Smart beta, rules-based index ETFs have quickly gained in popularity and become a fast-growing segment of the fund industry.
The rising generation of young investors and increased expectations for academically backed rules-based indexing methodologies have helped smart beta ETFs attract billions of dollars.
According to the 2018 ETF Investor Study conducted by Charles Schwab & Co., 41% of ETF investors are invested in smart beta strategies, with millennials a particular penchant for the new investments. Specifically, among the various investor demographics, 67% of millennials invested in smart beta strategies, 49% of generation X held smart beta funds, 13% of boomers and 14% of mature investors.

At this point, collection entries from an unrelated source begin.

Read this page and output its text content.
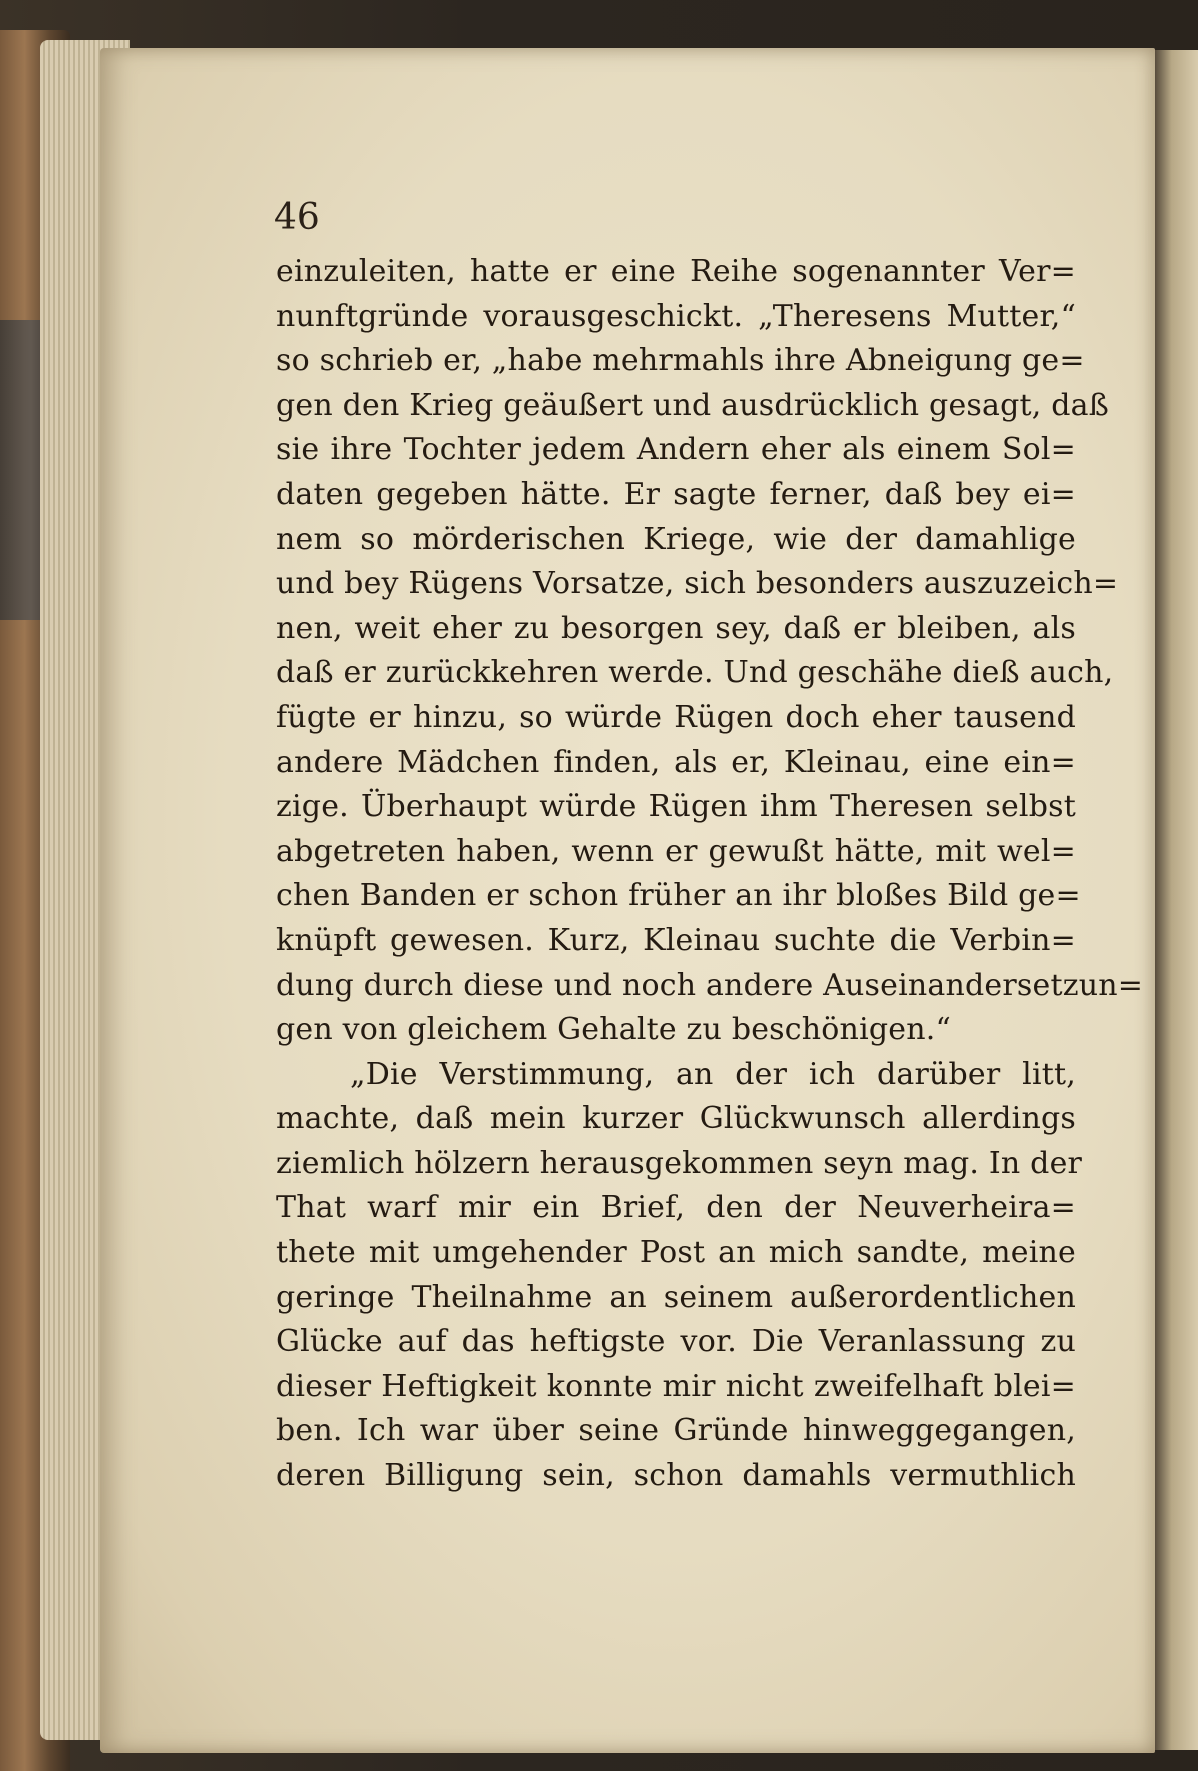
46
einzuleiten, hatte er eine Reihe sogenannter Ver=
nunftgründe vorausgeschickt. „Theresens Mutter,“
so schrieb er, „habe mehrmahls ihre Abneigung ge=
gen den Krieg geäußert und ausdrücklich gesagt, daß
sie ihre Tochter jedem Andern eher als einem Sol=
daten gegeben hätte. Er sagte ferner, daß bey ei=
nem so mörderischen Kriege, wie der damahlige
und bey Rügens Vorsatze, sich besonders auszuzeich=
nen, weit eher zu besorgen sey, daß er bleiben, als
daß er zurückkehren werde. Und geschähe dieß auch,
fügte er hinzu, so würde Rügen doch eher tausend
andere Mädchen finden, als er, Kleinau, eine ein=
zige. Überhaupt würde Rügen ihm Theresen selbst
abgetreten haben, wenn er gewußt hätte, mit wel=
chen Banden er schon früher an ihr bloßes Bild ge=
knüpft gewesen. Kurz, Kleinau suchte die Verbin=
dung durch diese und noch andere Auseinandersetzun=
gen von gleichem Gehalte zu beschönigen.“
„Die Verstimmung, an der ich darüber litt,
machte, daß mein kurzer Glückwunsch allerdings
ziemlich hölzern herausgekommen seyn mag. In der
That warf mir ein Brief, den der Neuverheira=
thete mit umgehender Post an mich sandte, meine
geringe Theilnahme an seinem außerordentlichen
Glücke auf das heftigste vor. Die Veranlassung zu
dieser Heftigkeit konnte mir nicht zweifelhaft blei=
ben. Ich war über seine Gründe hinweggegangen,
deren Billigung sein, schon damahls vermuthlich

Looking at the various smart beta factors available, 45% of those who invested invest in or plant to invest in quality, 42% are looking at value, 35% at growth, 34% at fundamental, 32% at dividend and 30% at multi-factor investments.
Smart beta investors want more
Around 68% of ETF investors who are invested in smart beta say they plan to increase investments into smart beta in the year ahead. The younger generation, again, showed greater interest in raising their smart beta exposure, with 72% of millennials anticipating an increase in smart beta investments and 74% of gen X adding more, compared to 23% of boomers and 22% of mature investors.
Schwab found that investors are more likely to see smart beta ETFs complementing their market cap-weighted ETFs instead of replacing their original core holdings.